Poor world (said I) what wilt thou do
To entertain this starry stranger?
Is this the best thou canst bestow?
A cold, and not too cleanly, manger?
Contend, ye powers of heav’n and earth,
To fit a bed for this huge birth.

Richard Crashaw

About This Quote

These lines come from Richard Crashaw’s devotional Christmas poetry, written in the mid-17th century amid England’s religious and political upheavals. Crashaw (c. 1612–1649), a Cambridge-trained poet associated with the “metaphysical” tradition, was driven from his fellowship during the Puritan ascendancy and later converted to Roman Catholicism, spending his final years on the Continent.

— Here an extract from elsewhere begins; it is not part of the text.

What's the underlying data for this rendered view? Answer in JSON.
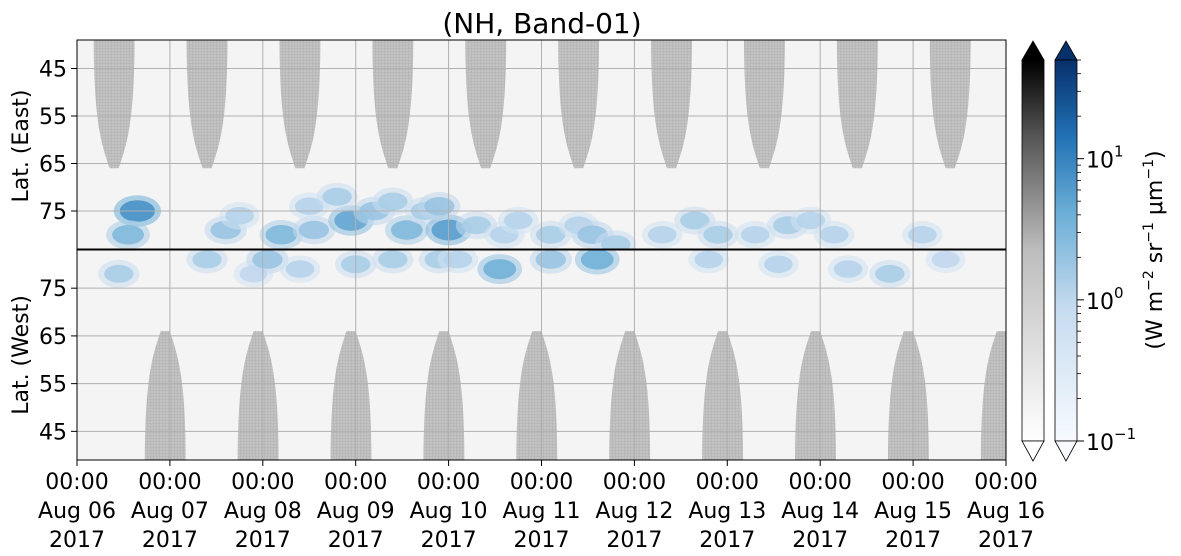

The passage reflects the Baroque Catholic sensibility that marks much of his mature work: an intense, affective meditation on the Nativity that dwells on the paradox of divine majesty entering the world in poverty and physical abasement.

Interpretation

The speaker addresses the “poor world” in astonishment that it can offer the newborn Christ—“this starry stranger”—only a “cold, and not too cleanly, manger.” The poem turns the Nativity into a cosmic scandal: the Creator arrives as an infant, yet creation provides no fitting welcome. Crashaw heightens the paradox through extravagant contrast (“starry” vs. “manger”) and by summoning “heav’n and earth” to compete in furnishing a bed worthy of so “huge” a birth. The effect is both devotional and rhetorical: it invites the reader to feel shame at worldly meanness and to respond with inward generosity, reverence, and adoration.